Der Umstand, dass wir in einem Zwei-Personen-Haushalt lebten und ich die Mahlzeiten fast nie mit weiteren Menschen einnahm – auch Restaurantbesuche waren bei uns unüblich – beförderte meine Selbsteinschätzung, ein undankbares, seine Mutter abgrundtief hassendes Balg zu sein.
Das Einzige, was mich beruhigte, war, dass der Hass nach den Mahlzeiten immer wieder schnell abklang und ich keinerlei Familien-Massaker plante.

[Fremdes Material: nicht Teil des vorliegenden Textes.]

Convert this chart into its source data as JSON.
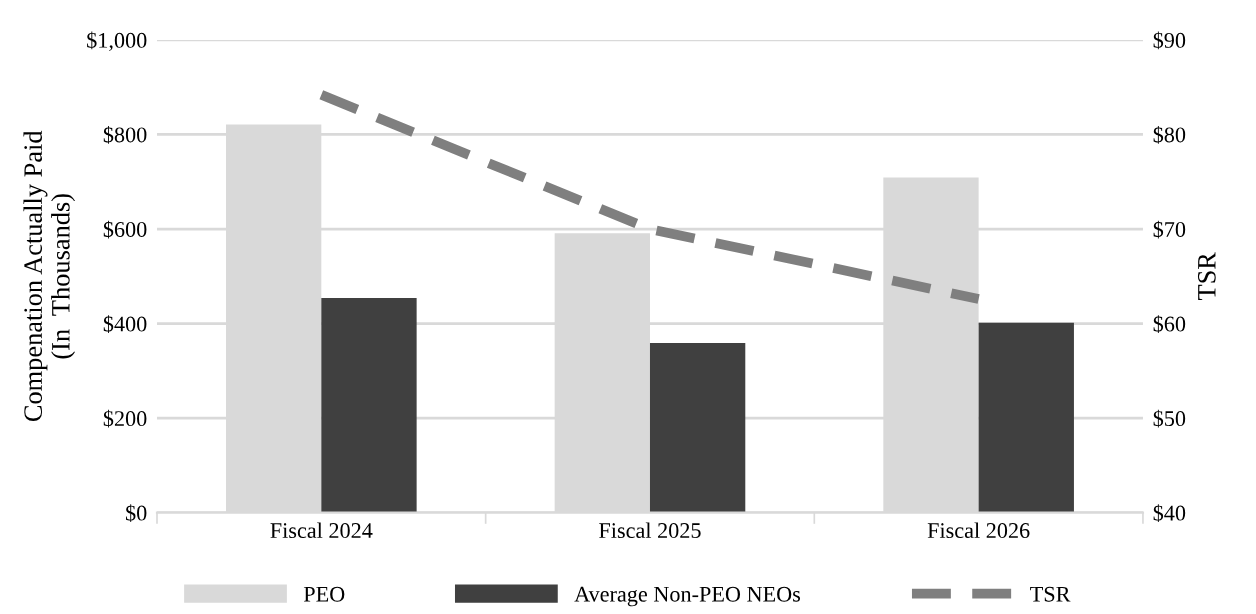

Das wäre bei der Intensität meiner Empfindungen durchaus verständlich gewesen. Aber war das Essen vorbei und das – wie ich es empfand – Grunzen verhallt, war alles wieder gut. Ich lebte also mit einem gelegentlich – zwei, drei Mal am Tag – aufblitzenden schlechten Gewissen: Sicher, ich war ein miserabler Sohn, aber eben nur temporär begrenzt.
Bis zu dem Moment, einige Jahre später, als mir klar wurde: Ich fand nicht nur meine Mutter widerlich, sondern auch meine Freunde. Und deren Eltern. Eigentlich alle Menschen. Geahnt hatte ich das schon länger. Und dann kam dieser Tag respektive Abend, an dem es zur Gewissheit wurde. Ich saß am Abendbrottisch meiner Jugendliebe: Vater, Mutter, Oma, Bruder meiner Freundin und sie selbst – alle schmatzten und schluckten so aufdringlich laut, dass mir die Essgeräusche meiner Mutter im Vergleich dazu plötzlich vorkamen wie eine in der Ferne erklingende Querflöten-Etüde….
So ging es dann weiter. Die Jahre zogen dahin, zwischen den Mahlzeiten war mein Leben ganz okay und mein Verhältnis zur Restbevölkerung größtenteils entspannt. Aber während des Essens dachte ich wirklich immer wieder, ich könne Menschen grundsätzlich nicht ertragen. Ich dachte: Hartmut, du bist ein Misanthrop. Du solltest als Eremit in einer Höhle wohnen! Und die Höhle sollte am besten auf einer einsamen Insel liegen. Und die Insel inmitten eines Ozeans …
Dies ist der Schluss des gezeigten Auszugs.